Mount Zion African Methodist Episcopal Zion Church of Montgomery’s 19th-century building, which witnessed and participated in key events in civil rights history, received two $500,000 grants to help restore and convert the facility into a museum.
The current congregation of Mount Zion AME had moved in 1990 to a new space, due in part to interstate construction that led many of its members to relocate elsewhere in the city.
The older property became known as Mount Zion AME Zion Church Memorial Annex, which received a $500,000 grant in 2018 and another in 2020 to help restore the rundown building.
Charles P. Everett IV, a longtime member of Mount Zion AME who has been overseeing efforts to restore the annex, told The Christian Post in an interview Monday that the grant work should be done by August of next year.
“A year from now, we will be in a position to begin to have a museum that celebrates the Christian impact that Mount Zion AME Zion Church has had on Montgomery, Alabama, since 1866,” said Everett, referencing the year when the church formed.
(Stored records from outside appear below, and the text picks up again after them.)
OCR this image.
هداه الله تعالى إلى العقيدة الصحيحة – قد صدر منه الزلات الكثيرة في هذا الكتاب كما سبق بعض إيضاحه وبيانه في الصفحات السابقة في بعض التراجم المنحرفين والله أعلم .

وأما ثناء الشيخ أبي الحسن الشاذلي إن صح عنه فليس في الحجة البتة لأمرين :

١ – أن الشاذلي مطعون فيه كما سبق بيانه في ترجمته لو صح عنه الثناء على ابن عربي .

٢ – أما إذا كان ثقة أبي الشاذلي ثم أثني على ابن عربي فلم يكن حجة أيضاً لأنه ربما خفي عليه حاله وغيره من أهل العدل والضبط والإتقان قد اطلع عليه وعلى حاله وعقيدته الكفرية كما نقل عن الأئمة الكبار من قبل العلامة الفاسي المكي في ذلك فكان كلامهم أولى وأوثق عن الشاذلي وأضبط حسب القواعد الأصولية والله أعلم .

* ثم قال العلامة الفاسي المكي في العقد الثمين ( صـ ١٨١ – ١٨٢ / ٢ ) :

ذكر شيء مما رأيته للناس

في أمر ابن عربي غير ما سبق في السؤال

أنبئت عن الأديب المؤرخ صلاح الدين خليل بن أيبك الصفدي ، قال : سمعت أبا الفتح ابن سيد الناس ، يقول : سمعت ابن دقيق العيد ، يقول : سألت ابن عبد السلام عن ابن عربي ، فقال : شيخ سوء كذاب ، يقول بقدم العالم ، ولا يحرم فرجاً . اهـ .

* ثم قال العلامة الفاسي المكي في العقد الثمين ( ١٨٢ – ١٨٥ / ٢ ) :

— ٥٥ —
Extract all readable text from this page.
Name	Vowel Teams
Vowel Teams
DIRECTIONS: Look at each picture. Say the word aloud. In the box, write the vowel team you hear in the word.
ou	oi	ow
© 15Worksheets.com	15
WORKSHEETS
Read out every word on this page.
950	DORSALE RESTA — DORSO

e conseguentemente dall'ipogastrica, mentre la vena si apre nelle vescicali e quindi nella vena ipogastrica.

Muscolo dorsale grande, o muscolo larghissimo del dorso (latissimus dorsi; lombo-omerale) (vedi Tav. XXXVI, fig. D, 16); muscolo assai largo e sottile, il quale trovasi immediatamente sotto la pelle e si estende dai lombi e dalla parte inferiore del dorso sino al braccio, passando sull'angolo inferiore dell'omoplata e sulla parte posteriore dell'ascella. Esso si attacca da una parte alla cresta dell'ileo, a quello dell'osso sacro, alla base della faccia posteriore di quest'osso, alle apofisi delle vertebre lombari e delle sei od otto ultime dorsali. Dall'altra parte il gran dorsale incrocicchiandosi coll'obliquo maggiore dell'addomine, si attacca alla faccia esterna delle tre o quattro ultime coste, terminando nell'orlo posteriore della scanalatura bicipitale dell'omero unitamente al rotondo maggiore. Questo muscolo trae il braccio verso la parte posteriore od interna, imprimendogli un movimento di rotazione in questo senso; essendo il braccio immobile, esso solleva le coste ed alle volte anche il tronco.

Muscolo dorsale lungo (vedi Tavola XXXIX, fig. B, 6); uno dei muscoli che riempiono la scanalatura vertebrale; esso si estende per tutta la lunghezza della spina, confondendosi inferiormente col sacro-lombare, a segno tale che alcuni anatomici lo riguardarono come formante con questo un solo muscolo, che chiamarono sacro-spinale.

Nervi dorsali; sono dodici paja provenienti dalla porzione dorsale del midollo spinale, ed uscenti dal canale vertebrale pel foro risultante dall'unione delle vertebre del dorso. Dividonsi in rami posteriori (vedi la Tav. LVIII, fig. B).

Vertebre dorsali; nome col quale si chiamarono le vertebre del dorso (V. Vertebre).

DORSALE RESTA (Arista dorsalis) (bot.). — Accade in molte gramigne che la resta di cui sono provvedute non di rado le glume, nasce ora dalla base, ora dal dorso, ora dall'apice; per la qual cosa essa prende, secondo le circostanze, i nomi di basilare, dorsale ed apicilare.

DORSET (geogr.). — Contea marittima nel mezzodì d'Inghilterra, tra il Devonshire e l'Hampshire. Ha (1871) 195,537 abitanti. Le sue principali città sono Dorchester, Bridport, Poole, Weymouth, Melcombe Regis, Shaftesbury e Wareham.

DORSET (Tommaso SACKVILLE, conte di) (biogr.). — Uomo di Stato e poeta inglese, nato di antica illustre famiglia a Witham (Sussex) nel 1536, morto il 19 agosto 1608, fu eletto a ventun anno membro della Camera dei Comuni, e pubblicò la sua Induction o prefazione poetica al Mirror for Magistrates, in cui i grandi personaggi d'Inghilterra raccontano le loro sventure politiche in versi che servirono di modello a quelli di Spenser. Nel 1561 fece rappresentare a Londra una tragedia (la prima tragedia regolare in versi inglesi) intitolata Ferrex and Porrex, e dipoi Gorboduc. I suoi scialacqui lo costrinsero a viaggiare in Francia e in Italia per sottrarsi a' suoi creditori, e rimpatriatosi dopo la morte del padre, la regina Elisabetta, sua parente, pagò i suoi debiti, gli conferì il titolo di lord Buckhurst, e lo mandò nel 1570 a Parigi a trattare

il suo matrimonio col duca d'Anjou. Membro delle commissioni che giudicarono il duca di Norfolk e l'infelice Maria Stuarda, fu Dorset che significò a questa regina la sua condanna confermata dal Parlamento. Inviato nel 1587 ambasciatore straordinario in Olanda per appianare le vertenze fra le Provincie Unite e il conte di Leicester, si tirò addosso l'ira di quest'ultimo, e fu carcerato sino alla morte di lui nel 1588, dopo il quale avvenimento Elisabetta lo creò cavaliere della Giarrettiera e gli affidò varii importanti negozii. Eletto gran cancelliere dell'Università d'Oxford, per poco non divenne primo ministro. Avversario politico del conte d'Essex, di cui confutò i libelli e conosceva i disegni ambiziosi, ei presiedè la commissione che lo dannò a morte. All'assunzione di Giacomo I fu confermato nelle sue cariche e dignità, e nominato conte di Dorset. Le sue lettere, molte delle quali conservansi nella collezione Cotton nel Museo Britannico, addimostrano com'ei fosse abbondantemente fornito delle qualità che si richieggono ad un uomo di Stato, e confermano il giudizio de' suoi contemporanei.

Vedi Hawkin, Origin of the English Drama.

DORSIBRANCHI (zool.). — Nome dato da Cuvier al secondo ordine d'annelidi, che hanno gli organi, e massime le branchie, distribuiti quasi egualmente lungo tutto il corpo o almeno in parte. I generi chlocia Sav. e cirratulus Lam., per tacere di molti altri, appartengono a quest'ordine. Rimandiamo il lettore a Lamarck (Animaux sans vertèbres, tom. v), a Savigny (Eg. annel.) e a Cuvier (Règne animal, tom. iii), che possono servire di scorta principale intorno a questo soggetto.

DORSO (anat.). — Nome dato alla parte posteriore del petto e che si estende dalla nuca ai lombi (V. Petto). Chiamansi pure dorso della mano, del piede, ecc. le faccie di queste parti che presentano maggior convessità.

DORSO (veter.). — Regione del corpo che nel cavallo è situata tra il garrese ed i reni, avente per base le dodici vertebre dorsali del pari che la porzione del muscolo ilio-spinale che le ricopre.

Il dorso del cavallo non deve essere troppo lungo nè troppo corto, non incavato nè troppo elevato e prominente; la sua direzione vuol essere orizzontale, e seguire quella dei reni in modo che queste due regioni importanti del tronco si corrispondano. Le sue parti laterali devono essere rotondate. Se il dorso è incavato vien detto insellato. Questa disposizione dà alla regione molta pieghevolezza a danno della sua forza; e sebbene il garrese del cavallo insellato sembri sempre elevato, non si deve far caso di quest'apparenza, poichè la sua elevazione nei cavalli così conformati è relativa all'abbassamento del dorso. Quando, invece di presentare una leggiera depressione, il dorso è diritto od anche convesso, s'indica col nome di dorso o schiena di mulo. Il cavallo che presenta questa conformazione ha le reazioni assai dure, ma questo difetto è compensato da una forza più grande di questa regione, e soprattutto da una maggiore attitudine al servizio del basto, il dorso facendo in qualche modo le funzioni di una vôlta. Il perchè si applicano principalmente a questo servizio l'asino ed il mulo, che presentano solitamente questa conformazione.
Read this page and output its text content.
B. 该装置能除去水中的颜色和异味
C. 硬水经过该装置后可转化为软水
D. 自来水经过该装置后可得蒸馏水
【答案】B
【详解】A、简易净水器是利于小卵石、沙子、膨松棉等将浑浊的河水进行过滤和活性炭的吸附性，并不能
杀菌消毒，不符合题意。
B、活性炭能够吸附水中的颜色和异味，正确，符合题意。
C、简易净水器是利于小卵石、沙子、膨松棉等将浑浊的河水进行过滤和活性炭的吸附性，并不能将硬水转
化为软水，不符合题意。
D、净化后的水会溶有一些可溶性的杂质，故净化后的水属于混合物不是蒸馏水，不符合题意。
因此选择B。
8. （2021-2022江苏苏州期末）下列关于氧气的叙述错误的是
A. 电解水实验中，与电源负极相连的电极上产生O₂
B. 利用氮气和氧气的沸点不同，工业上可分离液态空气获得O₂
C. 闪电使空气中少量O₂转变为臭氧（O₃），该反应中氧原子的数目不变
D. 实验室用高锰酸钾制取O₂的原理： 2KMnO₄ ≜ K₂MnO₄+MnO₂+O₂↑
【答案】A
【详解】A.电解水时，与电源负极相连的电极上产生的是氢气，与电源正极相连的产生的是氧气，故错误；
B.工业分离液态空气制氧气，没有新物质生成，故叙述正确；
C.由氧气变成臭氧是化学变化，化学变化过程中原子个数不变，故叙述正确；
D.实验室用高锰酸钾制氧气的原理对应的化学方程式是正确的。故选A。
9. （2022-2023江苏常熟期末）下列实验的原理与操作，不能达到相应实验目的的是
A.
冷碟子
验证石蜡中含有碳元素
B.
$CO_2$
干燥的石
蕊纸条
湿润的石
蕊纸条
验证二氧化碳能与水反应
“It will convey the mighty movement of God and His provision for a church of people who were once enslaved. You got to remember that when we were organized, it was just a few months after the Civil War began to end.”
Everett continued: "We are a church that has survived through the Reconstruction period of the South and of course, we are a church that has members that served during the modern civil rights movement and there are members of the church who, once the laws of Jim Crow began to fall, answered the call to duty.”
“We are hoping to celebrate in that museum the impact of Christian leadership through the ages, from 1866 to the present age,” he added.
Everett said that Mount Zion AME has a long history of civil rights activism, including deep involvement in the 1950s Montgomery bus boycott following the arrest of Rosa Parks.
A group of activists and faith leaders met at the church in 1955, where they elected the Rev. Martin Luther King, Jr. head of the Montgomery Improvement Association, giving the 26-year-old minister his first official civil rights leadership role.
When the Selma March occurred in 1965 to support voting rights, the historic church building was on the route and also served as a rest area for participants.
Yet even before then, the congregation had also engaged in trolley boycotts during the early 20th century in response to the U.S. Supreme Court decision Plessy v. Ferguson, which upheld institutional segregation.
“So Mount Zion, as far as civil rights is concerned, we are still in the midst of it,” said Everett, noting ongoing civic participation by various members of the church. “So, when we talk about Mount Zion and its history of civil rights, our roots run very deep to the soil of Montgomery.”